Il est des évènements qui pourraient se passer de discours tant leurs sens profonds imprègnent et soulèvent les somnambules que nous sommes.

Et en ces moments, l’ineffable joie d’être le témoin d’un moment historique, chargé de sens, dont on a rêvé l’advenue, rend les mots suspects sinon inutiles
Il arrive même qu’ajouter des mots sois synonyme d’ôter du sens
Aujourd’hui, les ancêtres Glèlè, Ghézo, Béhanzin avec leurs cohortes, repartent vers les terres rouges d’Abomey et de Ouidah. A nouveau ils traverseront l’Atlantique, mais cette fois-ci dans le sens d’un retour nécessaire et tant attendu. Leurs dos battus par les souffles du ponant,
Durant 129 ans, ils furent privés du soleil du Danhomé, de l’air du regard des leurs, des soins rituels, des chants, des processions annuelles


Aujourd’hui ils entament la fin de la saison de l’ombre de leur exil.
Ces objets qui retournent, nous l’avons dit, ne sont pas que des objets.
Ce sont des signes qui débordent tous les sens qui leur furent attribués.
Enfants d’une longue évolution spirituelle, sociale et artistique, puissances de germination, forces d’engendrement du réel, ce sont des êtres habités par l’âme et l’esprit des cultures qui leur ont donné vie.
A ces cultures, a cruellement manqué, pour alimenter les forges du présent et de l’avenir, le feu des anciens…
Il a fallu aller chercher les sèves un peu partout, téter parfois au pis le plus sec
Mais l’art survécu à la ruine et le signe se logea dans la demeure insaisissable du songe. Ces cultures perdurèrent. Et la vie avec.
Aux ancêtres, il fallut un courage inoxydable et une droite patience pour nourrir la sève de l’absence et percer le secret de l’attente qui ne fait pas vieillir.
Ils ont tenu. Ils refusèrent de mourir et d’êtres pétrifiés.
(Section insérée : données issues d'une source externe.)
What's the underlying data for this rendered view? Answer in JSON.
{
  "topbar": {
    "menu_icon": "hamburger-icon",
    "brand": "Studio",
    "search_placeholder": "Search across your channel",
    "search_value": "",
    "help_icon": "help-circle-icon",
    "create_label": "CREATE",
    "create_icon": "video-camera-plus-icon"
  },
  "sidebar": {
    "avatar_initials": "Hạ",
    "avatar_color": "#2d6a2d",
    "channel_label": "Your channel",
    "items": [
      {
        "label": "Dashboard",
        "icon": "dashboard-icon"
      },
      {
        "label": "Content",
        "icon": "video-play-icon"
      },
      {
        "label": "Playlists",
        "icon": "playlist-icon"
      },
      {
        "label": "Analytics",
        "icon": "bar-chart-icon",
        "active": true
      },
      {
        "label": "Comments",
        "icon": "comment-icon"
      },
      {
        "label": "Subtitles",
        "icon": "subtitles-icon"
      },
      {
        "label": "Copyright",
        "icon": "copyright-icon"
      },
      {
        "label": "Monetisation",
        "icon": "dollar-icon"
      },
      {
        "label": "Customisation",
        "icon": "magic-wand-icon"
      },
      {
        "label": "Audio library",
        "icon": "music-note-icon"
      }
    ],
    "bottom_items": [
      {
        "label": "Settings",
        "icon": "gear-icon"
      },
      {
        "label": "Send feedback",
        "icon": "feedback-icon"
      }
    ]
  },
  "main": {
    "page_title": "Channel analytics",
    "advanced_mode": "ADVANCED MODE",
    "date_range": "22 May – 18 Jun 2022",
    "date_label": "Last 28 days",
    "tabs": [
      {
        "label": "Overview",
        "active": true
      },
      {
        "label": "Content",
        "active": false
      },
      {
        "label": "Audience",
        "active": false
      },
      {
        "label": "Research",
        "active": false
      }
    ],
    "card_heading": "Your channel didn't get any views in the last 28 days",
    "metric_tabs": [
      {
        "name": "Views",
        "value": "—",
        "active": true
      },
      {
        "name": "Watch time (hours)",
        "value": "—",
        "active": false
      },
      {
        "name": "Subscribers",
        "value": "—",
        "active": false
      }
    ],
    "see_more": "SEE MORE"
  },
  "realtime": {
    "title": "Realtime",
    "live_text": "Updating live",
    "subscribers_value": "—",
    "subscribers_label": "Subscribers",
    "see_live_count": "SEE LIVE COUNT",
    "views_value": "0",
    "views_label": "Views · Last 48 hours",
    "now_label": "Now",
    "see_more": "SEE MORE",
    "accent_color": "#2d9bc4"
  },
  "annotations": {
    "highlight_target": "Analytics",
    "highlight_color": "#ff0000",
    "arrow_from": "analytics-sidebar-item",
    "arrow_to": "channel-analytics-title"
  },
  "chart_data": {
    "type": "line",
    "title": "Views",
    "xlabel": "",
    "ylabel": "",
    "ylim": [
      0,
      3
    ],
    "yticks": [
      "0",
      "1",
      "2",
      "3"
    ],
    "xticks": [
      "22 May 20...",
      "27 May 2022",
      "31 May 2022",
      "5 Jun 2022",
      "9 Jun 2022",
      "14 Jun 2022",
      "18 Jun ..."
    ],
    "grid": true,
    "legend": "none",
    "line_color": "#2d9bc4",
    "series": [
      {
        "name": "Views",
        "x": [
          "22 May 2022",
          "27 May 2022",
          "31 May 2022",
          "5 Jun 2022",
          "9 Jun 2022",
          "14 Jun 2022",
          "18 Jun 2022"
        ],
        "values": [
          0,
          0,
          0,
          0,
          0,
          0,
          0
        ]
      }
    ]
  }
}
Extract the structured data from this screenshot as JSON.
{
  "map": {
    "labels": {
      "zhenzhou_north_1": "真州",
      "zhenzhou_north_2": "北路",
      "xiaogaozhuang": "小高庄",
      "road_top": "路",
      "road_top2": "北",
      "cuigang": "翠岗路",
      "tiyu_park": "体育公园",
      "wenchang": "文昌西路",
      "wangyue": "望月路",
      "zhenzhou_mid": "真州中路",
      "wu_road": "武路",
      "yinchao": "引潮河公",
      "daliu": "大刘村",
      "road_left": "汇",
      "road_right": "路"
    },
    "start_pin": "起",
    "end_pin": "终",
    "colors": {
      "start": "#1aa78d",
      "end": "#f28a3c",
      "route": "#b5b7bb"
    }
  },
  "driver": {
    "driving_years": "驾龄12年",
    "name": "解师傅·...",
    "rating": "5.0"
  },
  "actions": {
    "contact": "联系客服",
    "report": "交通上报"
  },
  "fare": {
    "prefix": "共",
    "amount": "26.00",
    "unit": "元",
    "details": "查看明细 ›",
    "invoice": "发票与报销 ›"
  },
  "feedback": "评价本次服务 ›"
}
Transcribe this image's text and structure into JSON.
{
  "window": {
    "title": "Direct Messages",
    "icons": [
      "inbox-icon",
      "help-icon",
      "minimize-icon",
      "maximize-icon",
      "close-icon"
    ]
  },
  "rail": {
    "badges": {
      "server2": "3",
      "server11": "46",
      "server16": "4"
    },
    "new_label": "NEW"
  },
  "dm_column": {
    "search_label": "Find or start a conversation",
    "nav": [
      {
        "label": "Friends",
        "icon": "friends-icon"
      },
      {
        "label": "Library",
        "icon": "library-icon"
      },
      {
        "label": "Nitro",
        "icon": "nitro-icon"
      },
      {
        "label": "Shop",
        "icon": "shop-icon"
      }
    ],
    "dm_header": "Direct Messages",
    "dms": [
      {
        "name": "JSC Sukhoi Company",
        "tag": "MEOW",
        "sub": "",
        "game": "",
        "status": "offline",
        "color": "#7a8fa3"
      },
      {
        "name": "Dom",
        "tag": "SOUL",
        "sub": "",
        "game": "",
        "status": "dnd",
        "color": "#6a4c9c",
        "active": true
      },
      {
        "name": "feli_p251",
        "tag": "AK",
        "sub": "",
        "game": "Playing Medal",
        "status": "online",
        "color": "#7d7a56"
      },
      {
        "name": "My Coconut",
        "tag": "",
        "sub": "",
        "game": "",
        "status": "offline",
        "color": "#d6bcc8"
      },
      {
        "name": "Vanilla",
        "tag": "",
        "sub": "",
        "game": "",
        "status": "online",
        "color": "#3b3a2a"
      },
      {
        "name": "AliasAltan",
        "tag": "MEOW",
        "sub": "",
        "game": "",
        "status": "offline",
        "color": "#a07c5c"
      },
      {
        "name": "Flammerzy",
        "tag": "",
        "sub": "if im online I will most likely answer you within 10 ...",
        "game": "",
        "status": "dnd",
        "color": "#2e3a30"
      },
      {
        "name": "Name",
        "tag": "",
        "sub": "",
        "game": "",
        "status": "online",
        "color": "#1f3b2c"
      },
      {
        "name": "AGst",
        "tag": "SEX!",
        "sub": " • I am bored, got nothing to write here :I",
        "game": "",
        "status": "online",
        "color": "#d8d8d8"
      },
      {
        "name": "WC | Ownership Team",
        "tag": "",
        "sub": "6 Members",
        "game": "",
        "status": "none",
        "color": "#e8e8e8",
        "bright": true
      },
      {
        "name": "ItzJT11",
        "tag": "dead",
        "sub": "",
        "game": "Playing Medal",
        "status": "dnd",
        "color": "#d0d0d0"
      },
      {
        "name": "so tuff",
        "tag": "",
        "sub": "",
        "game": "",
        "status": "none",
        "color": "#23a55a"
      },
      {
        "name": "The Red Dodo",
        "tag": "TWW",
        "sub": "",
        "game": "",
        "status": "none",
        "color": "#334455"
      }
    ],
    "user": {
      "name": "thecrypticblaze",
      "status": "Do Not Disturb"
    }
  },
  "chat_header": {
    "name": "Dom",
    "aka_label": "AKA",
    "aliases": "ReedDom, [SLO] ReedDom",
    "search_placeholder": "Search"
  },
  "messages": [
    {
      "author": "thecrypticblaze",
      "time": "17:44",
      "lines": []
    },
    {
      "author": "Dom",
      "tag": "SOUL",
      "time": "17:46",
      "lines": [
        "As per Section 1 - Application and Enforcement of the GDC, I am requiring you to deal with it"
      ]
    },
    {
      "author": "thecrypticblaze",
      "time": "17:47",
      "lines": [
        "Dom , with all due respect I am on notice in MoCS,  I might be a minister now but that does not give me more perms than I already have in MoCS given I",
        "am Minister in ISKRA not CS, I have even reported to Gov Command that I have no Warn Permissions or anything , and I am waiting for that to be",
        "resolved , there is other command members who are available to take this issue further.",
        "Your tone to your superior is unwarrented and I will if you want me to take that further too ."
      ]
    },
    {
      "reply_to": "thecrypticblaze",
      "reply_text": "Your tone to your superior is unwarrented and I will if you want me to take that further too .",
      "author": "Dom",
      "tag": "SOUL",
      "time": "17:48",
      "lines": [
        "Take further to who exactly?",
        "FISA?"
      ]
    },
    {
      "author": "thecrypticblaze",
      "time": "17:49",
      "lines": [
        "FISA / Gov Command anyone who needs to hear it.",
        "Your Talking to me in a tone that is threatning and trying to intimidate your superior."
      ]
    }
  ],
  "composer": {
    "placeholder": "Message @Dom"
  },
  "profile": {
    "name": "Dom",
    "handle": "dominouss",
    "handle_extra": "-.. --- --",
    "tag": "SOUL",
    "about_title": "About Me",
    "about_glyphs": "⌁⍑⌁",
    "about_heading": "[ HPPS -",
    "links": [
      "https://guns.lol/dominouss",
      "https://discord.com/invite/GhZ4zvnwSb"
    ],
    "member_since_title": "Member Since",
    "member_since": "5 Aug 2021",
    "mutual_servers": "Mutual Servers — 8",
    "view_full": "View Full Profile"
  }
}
Qu’il fut long le temps…
Aujourd’hui, ils repartent là où se couchent les songes
Où ne les atteindront plus les débâcles et les mots bancals, où ils reprendront souche dans les profondeurs de leurs terres nourricières
Où en se démultipliant, ils feront traces et féconderont les terres en jachères
Ma joie est d’apprendre qu’il arrive que les exils ne soient pas définitifs, que les chemins ne se perdent pas pour toujours et que bientôt Glèlè, Ghézo, Béhanzin et leurs cohortes retrouveront leur foyer ardent
Immobiles, ils se mettront à nouveau en marche
Silencieux, ils retrouveront leur voix
Puissions-nous prendre soin de nos mots et les accompagner
Afin qu’ils ne rentrent pas chez eux à reculons
La nouvelle éthique relationnelle que Benedicte Savoy et moi appelons de nos vœux commande de commencer par un acte justice. Cet acte, la France le pose aujourd’hui en restituant les corps matériels de ces sujets-objets. C’est tout à son honneur.
Le chemin de la justice est irréversible, une fois emprunté on ne peut revenir en arrière
Pour nous tous ; une nouvelle brèche à ouvrir, un nouveau passage à découvrir, prendre pied dans les plages de la mémoire pour dessiner une nouvelle aurore,
C’est ainsi que nous rendrons ce monde habitable pour tous.
Legba à nouveau se lève et ouvre les chemins
Glèlè, Ghézo, Béhanzin !
Doo nú koléyi mi gòn, Bon retour chez vous !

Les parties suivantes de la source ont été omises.